Tonight was a night from years past. I enjoyed it but it had a bittersweetness to it. The years that I spent married to Tim but alone with the girls I spent almost every weekend at Barnes and Noble. I went there because Tim was asleep on the couch and a real grouch and we needed to get out og the house. So we went there. The girls had their regular spots and I had mine. Funny we made friends withe Saturday night regulars back then and found that there were other women in the same situation or close to the same. Either alone or as close to alone as I was at the time. Allie Missi and I would go about 7 in the evening and stay til 9 ish when Tim would leave for work and then we would stop at Blockbuster on the way home and rent the movie of the week.
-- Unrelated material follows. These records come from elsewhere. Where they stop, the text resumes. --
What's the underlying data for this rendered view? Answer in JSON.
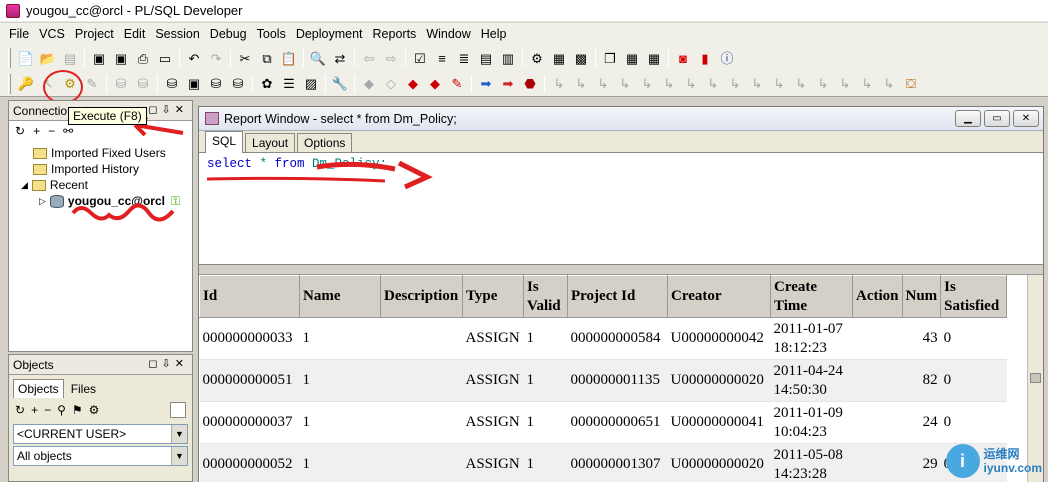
{
  "titlebar": {
    "title": "yougou_cc@orcl - PL/SQL Developer"
  },
  "menu": [
    "File",
    "VCS",
    "Project",
    "Edit",
    "Session",
    "Debug",
    "Tools",
    "Deployment",
    "Reports",
    "Window",
    "Help"
  ],
  "tooltip": "Execute (F8)",
  "connections": {
    "title": "Connectio",
    "items": [
      "Imported Fixed Users",
      "Imported History",
      "Recent",
      "yougou_cc@orcl"
    ]
  },
  "objects": {
    "title": "Objects",
    "tabs": [
      "Objects",
      "Files"
    ],
    "user_combo": "<CURRENT USER>",
    "filter_combo": "All objects"
  },
  "report": {
    "title": "Report Window - select * from Dm_Policy;",
    "tabs": [
      "SQL",
      "Layout",
      "Options"
    ],
    "sql": {
      "kw1": "select",
      "star": " * ",
      "kw2": "from",
      "rest": " Dm_Policy;"
    }
  },
  "grid": {
    "headers": [
      "Id",
      "Name",
      "Description",
      "Type",
      "Is Valid",
      "Project Id",
      "Creator",
      "Create Time",
      "Action",
      "Num",
      "Is Satisfied"
    ],
    "rows": [
      [
        "000000000033",
        "1",
        "",
        "ASSIGN",
        "1",
        "000000000584",
        "U00000000042",
        "2011-01-07 18:12:23",
        "",
        "43",
        "0"
      ],
      [
        "000000000051",
        "1",
        "",
        "ASSIGN",
        "1",
        "000000001135",
        "U00000000020",
        "2011-04-24 14:50:30",
        "",
        "82",
        "0"
      ],
      [
        "000000000037",
        "1",
        "",
        "ASSIGN",
        "1",
        "000000000651",
        "U00000000041",
        "2011-01-09 10:04:23",
        "",
        "24",
        "0"
      ],
      [
        "000000000052",
        "1",
        "",
        "ASSIGN",
        "1",
        "000000001307",
        "U00000000020",
        "2011-05-08 14:23:28",
        "",
        "29",
        "0"
      ]
    ]
  },
  "watermark": {
    "cn": "运维网",
    "en": "iyunv.com"
  },
  "colors": {
    "accent": "#e02020",
    "sql_text": "#008080",
    "sql_keyword": "#0000c0"
  }
}
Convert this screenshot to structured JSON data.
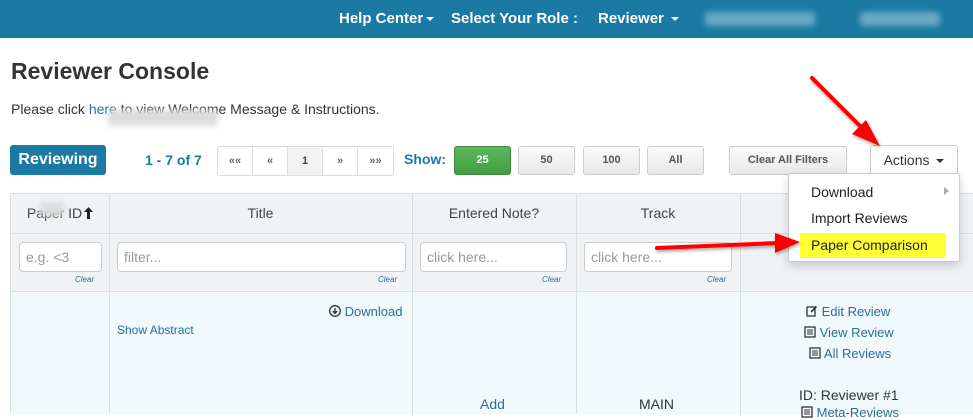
{
  "topnav": {
    "help_center": "Help Center",
    "select_role": "Select Your Role :",
    "role": "Reviewer"
  },
  "page": {
    "title": "Reviewer Console",
    "welcome_prefix": "Please click ",
    "welcome_link": "here",
    "welcome_suffix": " to view Welcome Message & Instructions."
  },
  "toolbar": {
    "reviewing": "Reviewing",
    "range": "1 - 7 of 7",
    "pager": [
      "««",
      "«",
      "1",
      "»",
      "»»"
    ],
    "show_label": "Show:",
    "show_options": [
      "25",
      "50",
      "100",
      "All"
    ],
    "clear_filters": "Clear All Filters",
    "actions": "Actions"
  },
  "table": {
    "headers": {
      "paper_id": "Paper ID",
      "title": "Title",
      "entered_note": "Entered Note?",
      "track": "Track"
    },
    "filters": {
      "paper_id_placeholder": "e.g. <3",
      "title_placeholder": "filter...",
      "note_placeholder": "click here...",
      "track_placeholder": "click here...",
      "clear": "Clear"
    },
    "row": {
      "download": "Download",
      "show_abstract": "Show Abstract",
      "add": "Add",
      "track": "MAIN",
      "edit_review": "Edit Review",
      "view_review": "View Review",
      "all_reviews": "All Reviews",
      "reviewer_id": "ID: Reviewer #1",
      "meta_reviews": "Meta-Reviews"
    }
  },
  "dropdown": {
    "items": [
      "Download",
      "Import Reviews",
      "Paper Comparison"
    ],
    "highlight_color": "#ffff33"
  },
  "colors": {
    "brand": "#1b7aa3",
    "link": "#2a6f97",
    "active_green": "#5cb85c",
    "annotation_arrow": "#ff0000"
  }
}
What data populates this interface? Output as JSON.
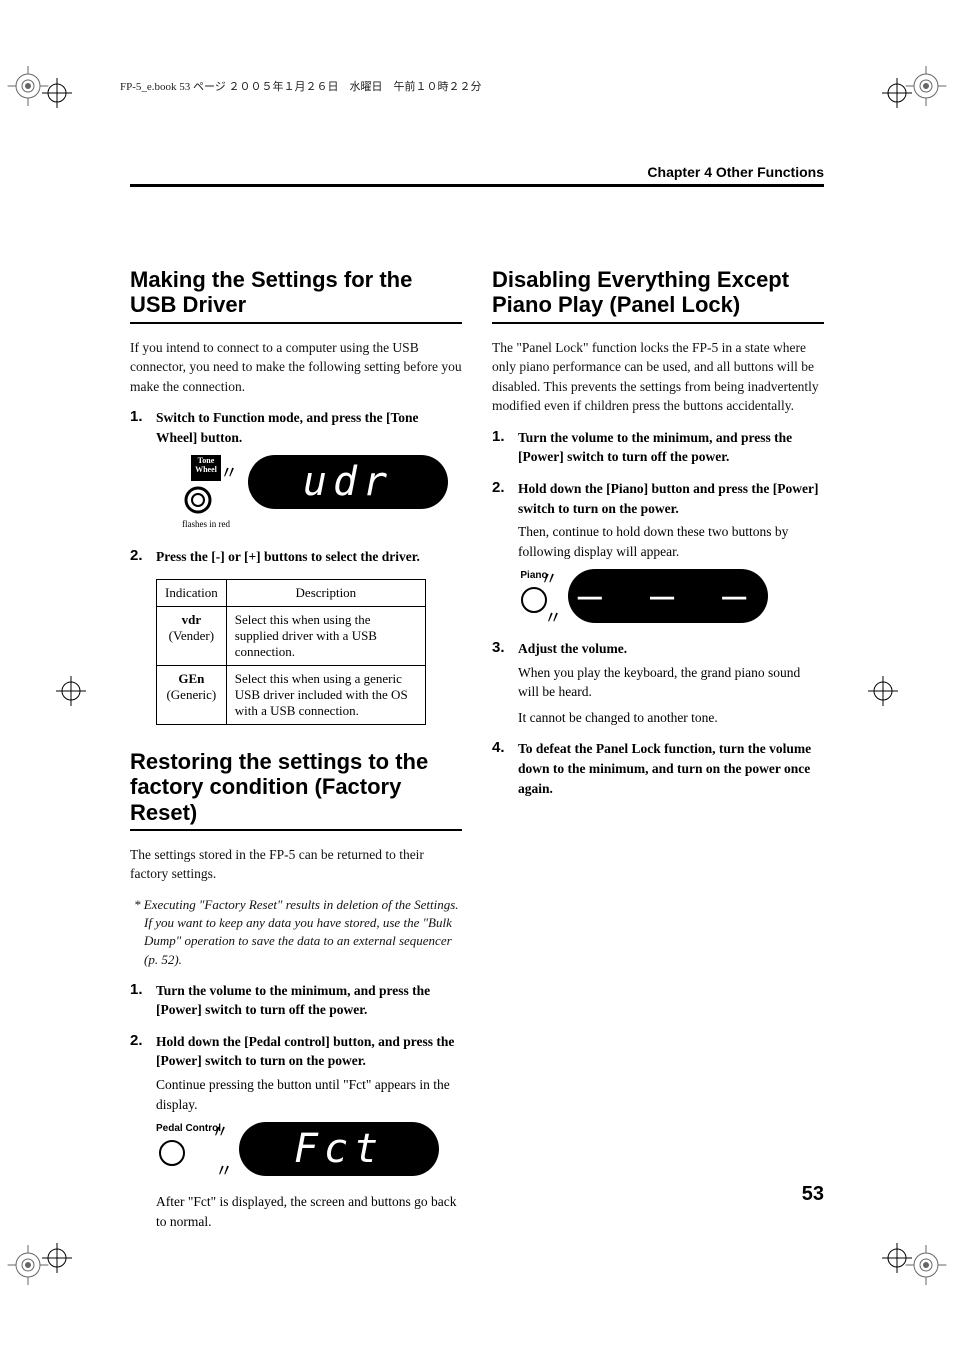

We spent alot of time with my best friend Maryellens daughter Jackie at the time and we were inseperable. I think that is why we are so close now. My girls and I. Then Amy came into our lives and Barnes and Noble became our place. The four of us would go ona saturday night and et music and books and hang out and chat and just be happy to be. We didnt have much money if any but ther was always enough for that really good cup of coffee and a new cd or book for somebody. We would head on home and snugle down for the night. COzy warm and safe in our little house.
Amy was always my best company and I will alwyas love her for that. We would lay onthe couch and watch movies or read books anything. Just be together and I never felt more loved or comfortable than those yeara with her.
Tonight was a blast from that time.
ANdy was working at the house and had to turn the water off so I thought Jack and I would be better off out of the house for those few hours. I took Jack direcftly to the train section of the store and he loved it. He played with the trains for two hours and I just chatted with the other Mothers and people watched. I saw me from years ago. I saw my irls from years ago. In the process of conversation someone asked if Jack was my first child. I was almost shocked someone could ask me that.
"No I have two daughters also 18 and 16, but they are out tonight with their freinds so Its just Jack and i tonight."
The girls define me. they always have. How can someone not KNOW I have two other parts to me that are missing at the moment. How strange it was to be there sudddnely in that place and not be with them.
I have come around again. Back to the same place I was before with my new best friend. Jack. Only difference is that now I am in the train section instead of the arts and crafts section.
Thats ok I was getting tired of that department anyway, trains are a good place to start over.
I also forgot that I am ok. I really am ok. The time without a man was tough to get used to but I was alright.
PS-
Amy is now in a long term relationship. I think she is officially happy with her now partner. I am happy she is happy. I just miss her. I cant tell you how many times I would fall asleep during a movie and wake up to have her still awake and covering me up and checking on the girls and locking up the house for all of us. I miss her.

I am now sitting here in our new house in a queen size bed with new linens and a view of the river and city lights. I woke up this mornin and thought quickly
"Is it time to go home yet?"
No, not yet. I tell myself avoiding the obvious.
Ill know when it is time to go home. I will also know where home is when I feel it.